Chimeric antigen receptor T cell (CART) therapy, administration of certain T cell-agonistic antibodies, immune check point inhibitors, coronavirus disease 2019 (COVID-19) caused by severe acute respiratory syndrome–coronavirus 2 (SARS-CoV-2) and Toxic shock syndrome (TSS) caused by streptococcal as well as staphylococcal superantigens share one common complication, that is T cell-driven cytokine release syndrome (CRS) accompanied by multiple organ dysfunction (MOD). It is not understood whether the failure of a particular organ contributes more significantly to the severity of CRS. Also not known is whether a specific cytokine or signaling pathway plays a more pathogenic role in precipitating MOD compared to others. As a result, there is no specific treatment available to date for CRS, and it is managed only symptomatically to support the deteriorating organ functions and maintain the blood pressure. Therefore, we used the superantigen-induced CRS model in HLA-DR3 transgenic mice, that closely mimics human CRS, to delineate the immunopathogenesis of CRS as well as to validate a novel treatment for CRS. Using this model, we demonstrate that (i) CRS is characterized by a rapid rise in systemic levels of several Th1/Th2/Th17/Th22 type cytokines within a few hours, followed by a quick decline. (ii) Even though multiple organs are affected, small intestinal immunopathology is the major contributor to mortality in CRS. (iii) IFN-γ deficiency significantly protected from lethal CRS by attenuating small bowel pathology, whereas IL-17A deficiency significantly increased mortality by augmenting small bowel pathology. (iv) RNA sequencing of small intestinal tissues indicated that IFN-γ-STAT1-driven inflammatory pathways combined with enhanced expression of pro-apoptotic molecules as well as extracellular matrix degradation contributed to small bowel pathology in CRS. These pathways were further enhanced by IL-17A deficiency and significantly down-regulated in mice lacking IFN-γ. (v) Ruxolitinib, a selective JAK-1/2 inhibitor, attenuated SAg-induced T cell activation, cytokine production, and small bowel pathology, thereby completely protecting from lethal CRS in both WT and IL-17A deficient HLA-DR3 mice.
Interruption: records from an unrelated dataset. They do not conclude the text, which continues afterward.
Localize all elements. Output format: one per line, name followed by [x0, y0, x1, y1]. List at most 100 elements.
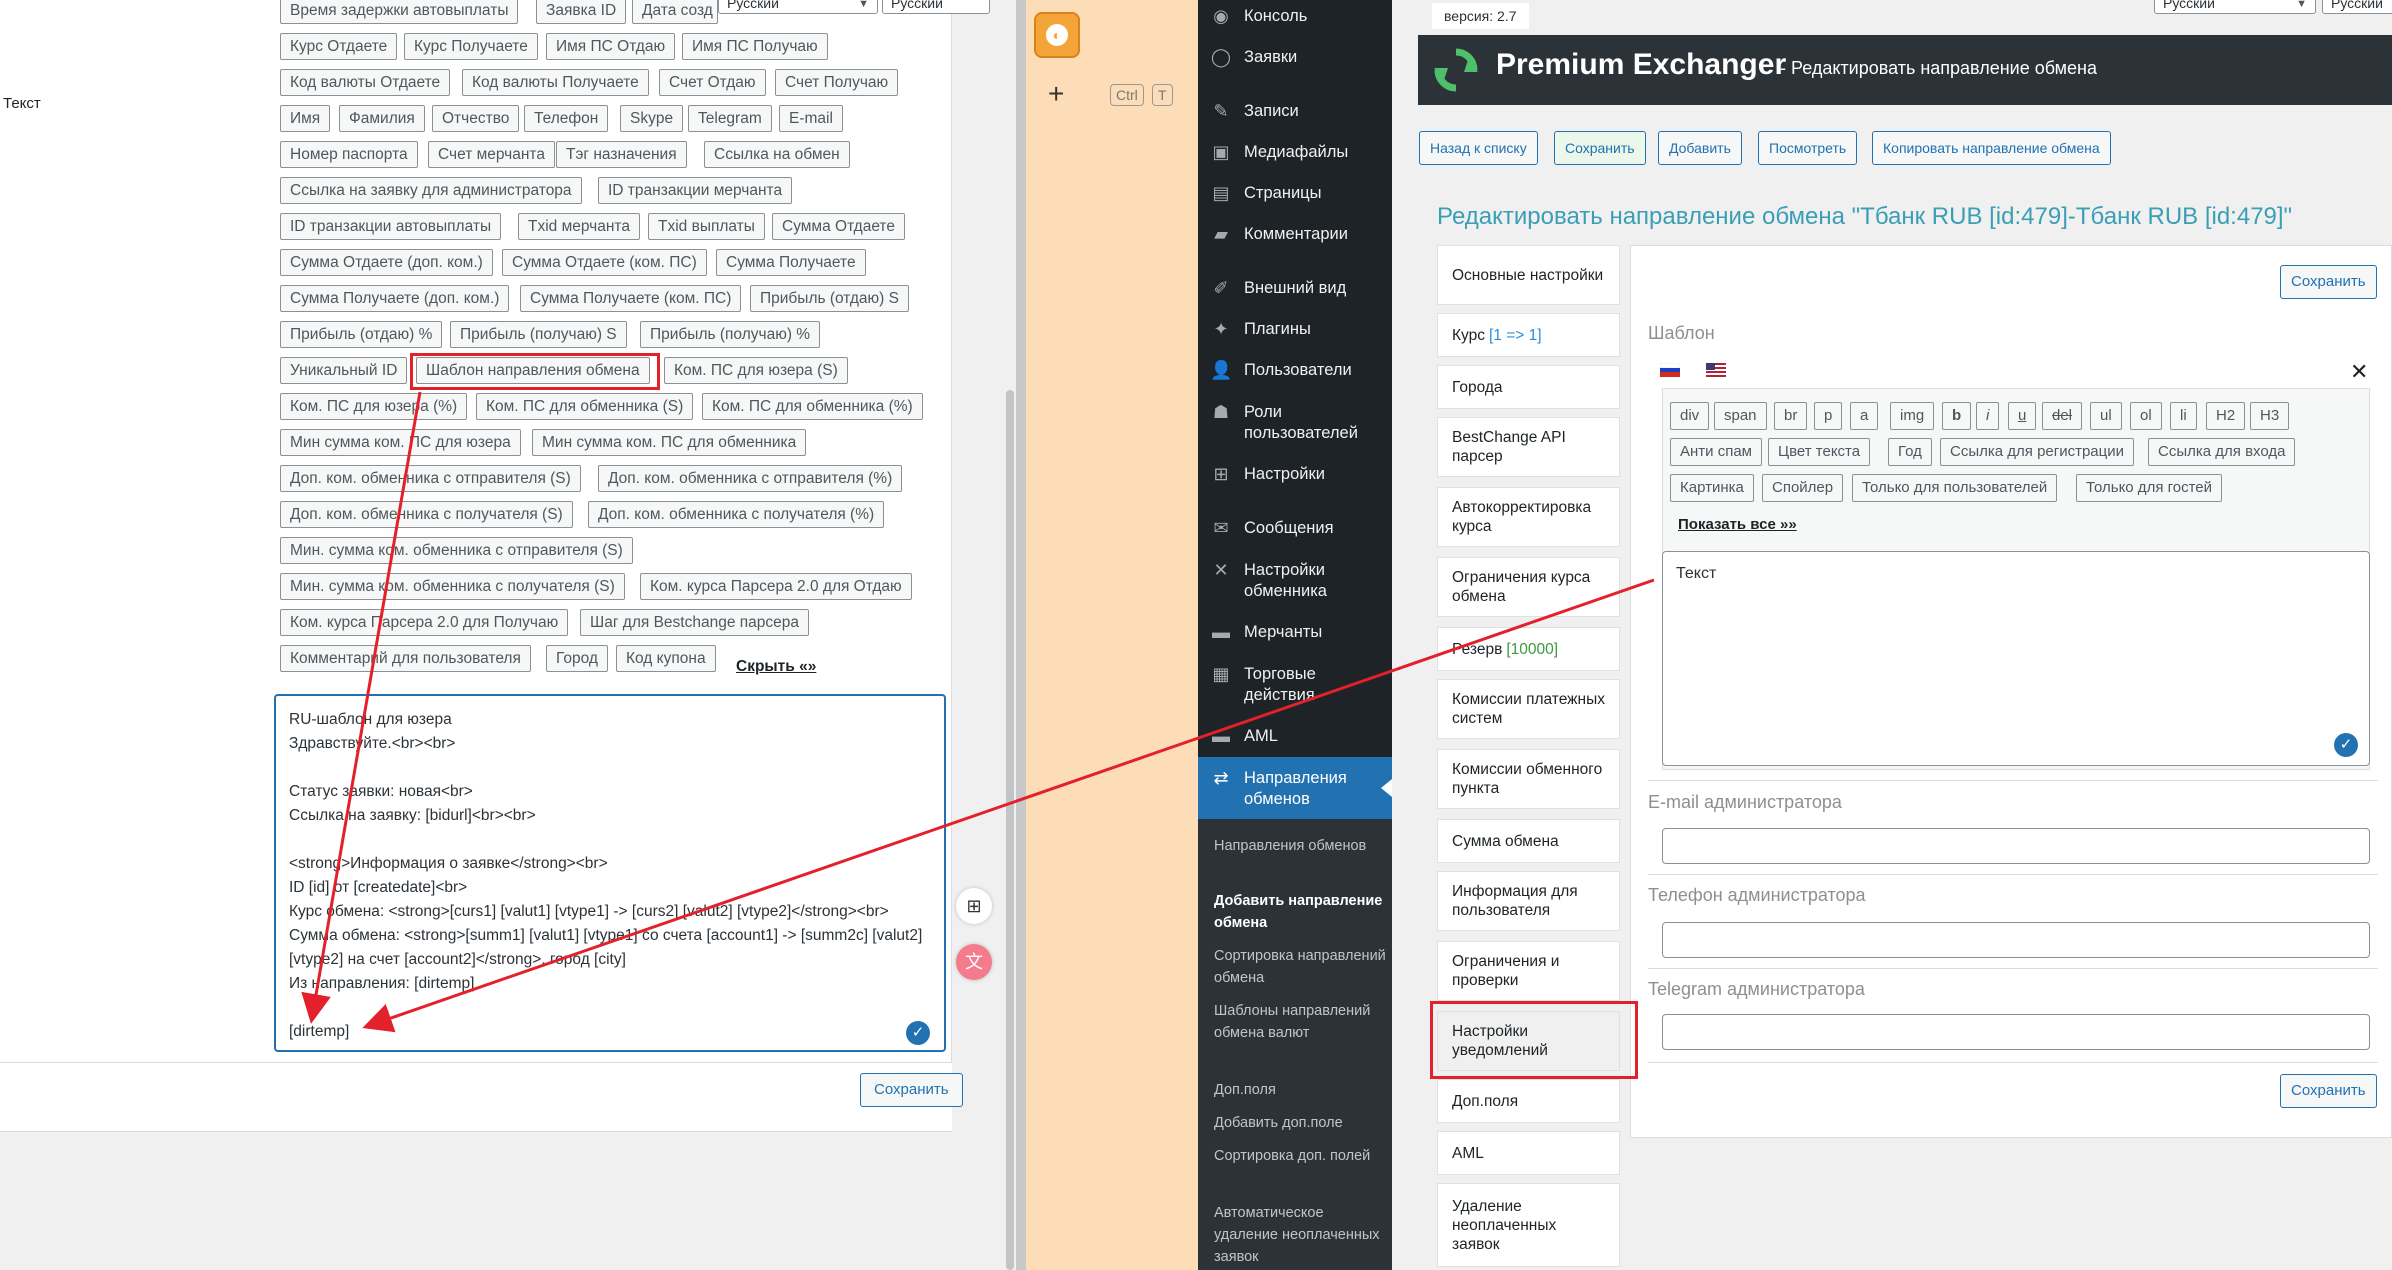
- scrollbar-thumb[interactable]: [1006, 390, 1014, 1270]
- tag-button[interactable]: Прибыль (получаю) %: [640, 321, 821, 348]
- tag-button[interactable]: Комментарий для пользователя: [280, 645, 531, 672]
- tag-button[interactable]: Ком. ПС для юзера (S): [664, 357, 848, 384]
- back-to-list-button[interactable]: Назад к списку: [1419, 131, 1538, 165]
- tag-button[interactable]: Тэг назначения: [556, 141, 687, 168]
- app-icon[interactable]: ◐: [1034, 12, 1080, 58]
- tag-button[interactable]: Сумма Получаете (доп. ком.): [280, 285, 510, 312]
- tab-autocorrection[interactable]: Автокорректировка курса: [1437, 487, 1620, 547]
- editor-button-span[interactable]: span: [1714, 402, 1767, 430]
- editor-button-bold[interactable]: b: [1942, 402, 1972, 430]
- submenu-item-extra-fields[interactable]: Доп.поля: [1214, 1079, 1386, 1101]
- hide-all-link[interactable]: Скрыть «»: [736, 658, 816, 676]
- save-button[interactable]: Сохранить: [1554, 131, 1646, 165]
- admin-phone-input[interactable]: [1662, 922, 2370, 958]
- tag-button[interactable]: Мин сумма ком. ПС для обменника: [532, 429, 807, 456]
- flag-us-icon[interactable]: [1706, 363, 1726, 377]
- tab-delete-unpaid[interactable]: Удаление неоплаченных заявок: [1437, 1183, 1620, 1267]
- tag-button[interactable]: Фамилия: [339, 105, 425, 132]
- flag-ru-icon[interactable]: [1660, 363, 1680, 377]
- tag-button[interactable]: ID транзакции автовыплаты: [280, 213, 502, 240]
- tab-rate[interactable]: Курс [1 => 1]: [1437, 313, 1620, 357]
- tag-button[interactable]: Telegram: [688, 105, 772, 132]
- tag-button[interactable]: Телефон: [524, 105, 609, 132]
- show-all-link[interactable]: Показать все »»: [1678, 516, 1797, 533]
- tag-button[interactable]: Ком. курса Парсера 2.0 для Отдаю: [640, 573, 912, 600]
- tag-button[interactable]: Код валюты Отдаете: [280, 69, 451, 96]
- add-button[interactable]: Добавить: [1658, 131, 1742, 165]
- tag-button[interactable]: Ком. курса Парсера 2.0 для Получаю: [280, 609, 569, 636]
- editor-button-users-only[interactable]: Только для пользователей: [1852, 474, 2058, 502]
- editor-button-p[interactable]: p: [1814, 402, 1843, 430]
- tag-button[interactable]: Доп. ком. обменника с отправителя (S): [280, 465, 581, 492]
- close-icon[interactable]: ✕: [2350, 359, 2368, 385]
- tab-rate-limits[interactable]: Ограничения курса обмена: [1437, 557, 1620, 617]
- tab-main-settings[interactable]: Основные настройки: [1437, 245, 1620, 305]
- editor-button-li[interactable]: li: [2170, 402, 2197, 430]
- tag-button[interactable]: Ком. ПС для юзера (%): [280, 393, 468, 420]
- admin-email-input[interactable]: [1662, 828, 2370, 864]
- tag-button[interactable]: Ссылка на обмен: [704, 141, 850, 168]
- submenu-item-direction-templates[interactable]: Шаблоны направлений обмена валют: [1214, 1000, 1386, 1044]
- tag-button[interactable]: Прибыль (получаю) S: [450, 321, 627, 348]
- tag-button[interactable]: Доп. ком. обменника с получателя (%): [588, 501, 885, 528]
- tag-button[interactable]: Сумма Получаете: [716, 249, 866, 276]
- save-button[interactable]: Сохранить: [2280, 265, 2377, 299]
- tag-button[interactable]: Txid выплаты: [648, 213, 765, 240]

Overall, IFN-γ-JAK-STAT-driven pathways contribute to lethal small intestinal immunopathology in T cell-driven CRS.

嵌合抗原受体 T 细胞 (CART) 疗法、某些 T 细胞激动性抗体的给药、免疫检查点抑制剂、严重急性呼吸系统综合症冠状病毒 2 (SARS-CoV-2) 和毒性引起的 2019 年冠状病毒病 (COVID-19)由链球菌和葡萄球菌超抗原引起的休克综合征 (TSS) 有一个常见的并发症，即 T 细胞驱动的细胞因子释放综合征 (CRS) 伴有多器官功能障碍 (MOD)。目前尚不清楚特定器官的衰竭是否对 CRS 的严重性影响更大。同样未知的是，与其他细胞因子或信号通路相比，特定的细胞因子或信号通路是否在诱发 MOD 方面发挥了更大的致病作用。因此，迄今为止没有针对 CRS 的特定治疗方法，并且仅对症处理以支持恶化的器官功能和维持血压。因此，我们在 HLA-DR3 转基因小鼠中使用了超级抗原诱导的 CRS 模型，该模型与人类 CRS 非常相似，以描绘 CRS 的免疫发病机制并验证 CRS 的新治疗方法。使用该模型，我们证明 (i) CRS 的特征是几种 Th1/Th2/Th17/Th22 型细胞因子的全身水平在几小时内迅速上升，然后迅速下降。(ii) 尽管多个器官受到影响，但小肠免疫病理学是 CRS 死亡率的主要原因。(iii) IFN-γ 缺乏通过减弱小肠病理显着保护免受致命性 CRS，而 IL-17A 缺乏通过增加小肠病理显着增加死亡率。(iv) 小肠组织的 RNA 测序表明 IFN-γ-STAT1 驱动的炎症通路结合促凋亡分子的增强表达以及细胞外基质降解导致 CRS 中的小肠病理。IL-17A 缺乏进一步增强了这些途径，并在缺乏 IFN-γ 的小鼠中显着下调。(v) Ruxolitinib 是一种选择性 JAK-1/2 抑制剂，可减弱 SAg 诱导的 T 细胞活化、细胞因子产生和小肠病理，从而在 WT 和 IL-17A 缺陷型 HLA-DR3 小鼠中完全防止致死性 CRS。总体而言，IFN-γ-JAK-STAT 驱动的途径有助于 T 细胞驱动的 CRS 中的致死性小肠免疫病理学。